Put about 2 cups of flour on the parchment paper (or directly on the counter) and put the mashed potatoes on top. In a small container, crack the egg and whisk it.
This is where it gets messy. Add half the beaten egg to the potatoes and start kneading the flour into the potatoes. Keep kneading the dough and adding more flour (I found this super messy and had Niall add the flour) until the dough is smooth, not sticky. It took me about ten minutes to get to this point. (I hope I didn't overwork the dough.) You can use the egg for something else (like a quarter batch of chocolate chip cookies.)
Wash your hands and get a big pot of water on the stove, with plenty of salt, and bring it to a rolling boil while you roll and cut the gnocchi.
Flour a knife (dip it in flour so it doesn't stick to the dough) and cut the dough into five or six segments.
On a floured surface, take a segment and roll into into a ball. Then continue rolling the dough until it makes a long "snake"...for lack of a better word! Per the instructions, I rolled until the dough it was about as thick as my thumb. Then with a floured knife cut the dough into one-inch pieces.

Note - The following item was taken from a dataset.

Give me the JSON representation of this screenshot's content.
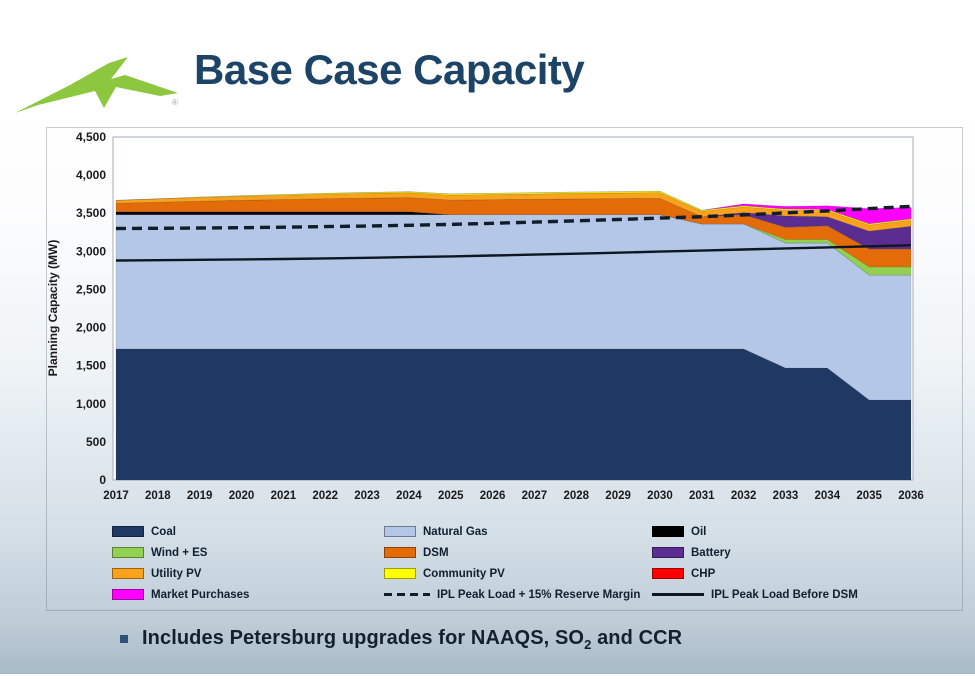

If you're like me and have no pasta making equipment, you can roll the dough with a fork to get ridges.
Drop the gnocchi into the boiling pot of water. Once the gnocchi float to the top take them out of the water with a slotted spoon.
Place the gnocchi on a flat surface so they don't stick together. (On the first attempt I put a bunch of gnocchi into a bowl and they stuck together. There's probably some neat trick to get around this problem but I'm a novice.)
Stir the cream into the marinara sauce, then pour the sauce over the gnocchi. Serve hot and enjoy!